Cheng Yu-Kai, Lin Chih-Lung, Huang Yi-Chi, Lin Guo-Shiang, Lian Zhen-You, Chuang Cheng-Hung
Department of Neurosurgery, China Medical University Hospital, Taichung 404, Taiwan.
Department of Neurosurgery, Asia University Hospital, Taichung 413, Taiwan.
Diagnostics (Basel). 2024 Jan 16;14(2):191. doi: 10.3390/diagnostics14020191.
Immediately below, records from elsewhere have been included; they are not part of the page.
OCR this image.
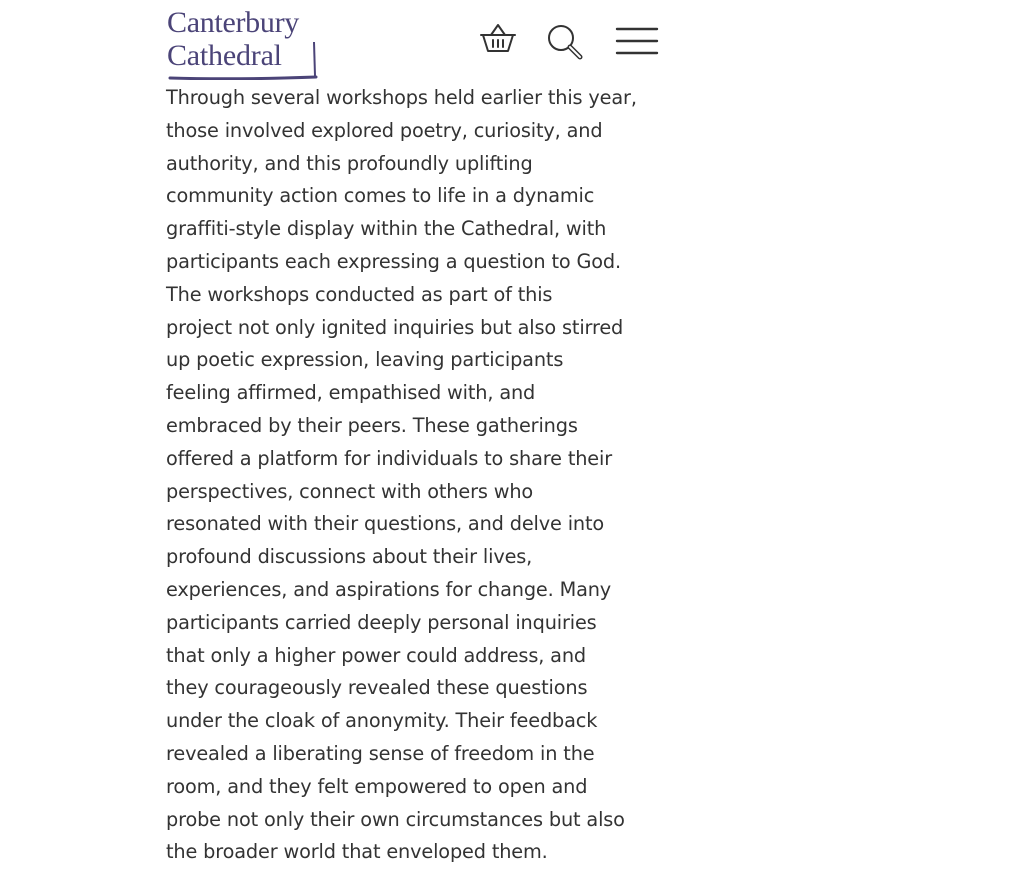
Canterbury
Cathedral
Through several workshops held earlier this year,
those involved explored poetry, curiosity, and
authority, and this profoundly uplifting
community action comes to life in a dynamic
graffiti-style display within the Cathedral, with
participants each expressing a question to God.
The workshops conducted as part of this
project not only ignited inquiries but also stirred
up poetic expression, leaving participants
feeling affirmed, empathised with, and
embraced by their peers. These gatherings
offered a platform for individuals to share their
perspectives, connect with others who
resonated with their questions, and delve into
profound discussions about their lives,
experiences, and aspirations for change. Many
participants carried deeply personal inquiries
that only a higher power could address, and
they courageously revealed these questions
under the cloak of anonymity. Their feedback
revealed a liberating sense of freedom in the
room, and they felt empowered to open and
probe not only their own circumstances but also
the broader world that enveloped them.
Automatically segmenting specific tissues or structures from medical images is a straightforward task for deep learning models. However, identifying a few specific objects from a group of similar targets can be a challenging task. This study focuses on the segmentation of certain specific intervertebral discs from lateral spine images acquired from an MRI scanner. In this research, an approach is proposed that utilizes MultiResUNet models and employs saliency maps for target intervertebral disc segmentation. First, a sub-image cropping method is used to separate the target discs. This method uses MultiResUNet to predict the saliency maps of target discs and crop sub-images for easier segmentation. Then, MultiResUNet is used to segment the target discs in these sub-images. The distance maps of the segmented discs are then calculated and combined with their original image for data augmentation to predict the remaining target discs. The training set and test set use 2674 and 308 MRI images, respectively. Experimental results demonstrate that the proposed method significantly enhances segmentation accuracy to about 98%. The performance of this approach highlights its effectiveness in segmenting specific intervertebral discs from closely similar discs.
对于深度学习模型来说,从医学图像中自动分割特定组织或结构是一项简单的任务。然而,从一组相似目标中识别出几个特定对象可能是一项具有挑战性的任务。本研究聚焦于从MRI扫描仪获取的脊柱侧位图像中分割某些特定的椎间盘。在这项研究中,提出了一种利用MultiResUNet模型并采用显著性图进行目标椎间盘分割的方法。首先,使用子图像裁剪方法来分离目标椎间盘。该方法使用MultiResUNet预测目标椎间盘的显著性图并裁剪子图像以便于分割。然后,使用MultiResUNet对这些子图像中的目标椎间盘进行分割。接着计算分割后椎间盘的距离图,并将其与原始图像相结合进行数据增强,以预测其余的目标椎间盘。训练集和测试集分别使用2674张和308张MRI图像。实验结果表明,所提出的方法显著提高了分割准确率,达到了约98%。该方法的性能突出了其在从非常相似的椎间盘中分割特定椎间盘方面的有效性。